Iron Age hillfort in Somerset, England

Elborough Hill is an univallate Iron Age hill fort situated approximately 1.2 mi east from the small village of Hutton and 1 mi south from the village of Elborough in the North Somerset district of Somerset, England. The site is oval shaped and is defined by a triple bank on the northern side with a double out-turned bank on the southern side.

==Background==

Hill forts developed in the Late Bronze and Early Iron Age, roughly the start of the first millennium BC. The reason for their emergence in Britain, and their purpose, has been a subject of debate.

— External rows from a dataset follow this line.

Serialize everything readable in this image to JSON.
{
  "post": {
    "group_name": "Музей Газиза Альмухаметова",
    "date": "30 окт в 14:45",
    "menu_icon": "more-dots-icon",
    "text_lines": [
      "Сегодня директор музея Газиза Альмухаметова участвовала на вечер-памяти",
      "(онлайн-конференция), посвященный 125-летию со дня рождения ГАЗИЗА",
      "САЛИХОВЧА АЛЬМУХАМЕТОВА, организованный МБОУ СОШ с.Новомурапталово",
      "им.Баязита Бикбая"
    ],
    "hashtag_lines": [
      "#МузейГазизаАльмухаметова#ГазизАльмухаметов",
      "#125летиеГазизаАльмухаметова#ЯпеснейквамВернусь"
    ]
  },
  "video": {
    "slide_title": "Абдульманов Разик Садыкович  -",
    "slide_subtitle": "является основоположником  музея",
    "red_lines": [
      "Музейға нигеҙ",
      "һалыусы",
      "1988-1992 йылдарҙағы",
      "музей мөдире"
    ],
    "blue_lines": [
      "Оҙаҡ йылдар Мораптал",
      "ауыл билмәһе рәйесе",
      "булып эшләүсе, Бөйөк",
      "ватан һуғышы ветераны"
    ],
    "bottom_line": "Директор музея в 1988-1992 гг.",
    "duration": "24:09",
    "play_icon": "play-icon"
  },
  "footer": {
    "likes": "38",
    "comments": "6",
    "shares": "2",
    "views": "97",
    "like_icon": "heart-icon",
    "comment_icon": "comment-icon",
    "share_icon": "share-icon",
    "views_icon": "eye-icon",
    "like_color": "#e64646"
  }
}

It has been argued that they could have been military sites constructed in response to invasion from continental Europe, sites built by invaders, or a military reaction to social tensions caused by an increasing population and consequent pressure on agriculture. The dominant view since the 1960s has been that the increasing use of iron led to social changes in Britain. Deposits of iron ore were located in different places to the tin and copper ore necessary to make bronze, and as a result trading patterns shifted and the old elites lost their economic and social status. Power passed into the hands of a new group of people. Archaeologist Barry Cunliffe believes that population increase still played a role and has stated "[the forts] provided defensive possibilities for the community at those times when the stress [of an increasing population] burst out into open warfare. But I wouldn't see them as having been built because there was a state of war. They would be functional as defensive strongholds when there were tensions and undoubtedly some of them were attacked and destroyed, but this was not the only, or even the most significant, factor in their construction".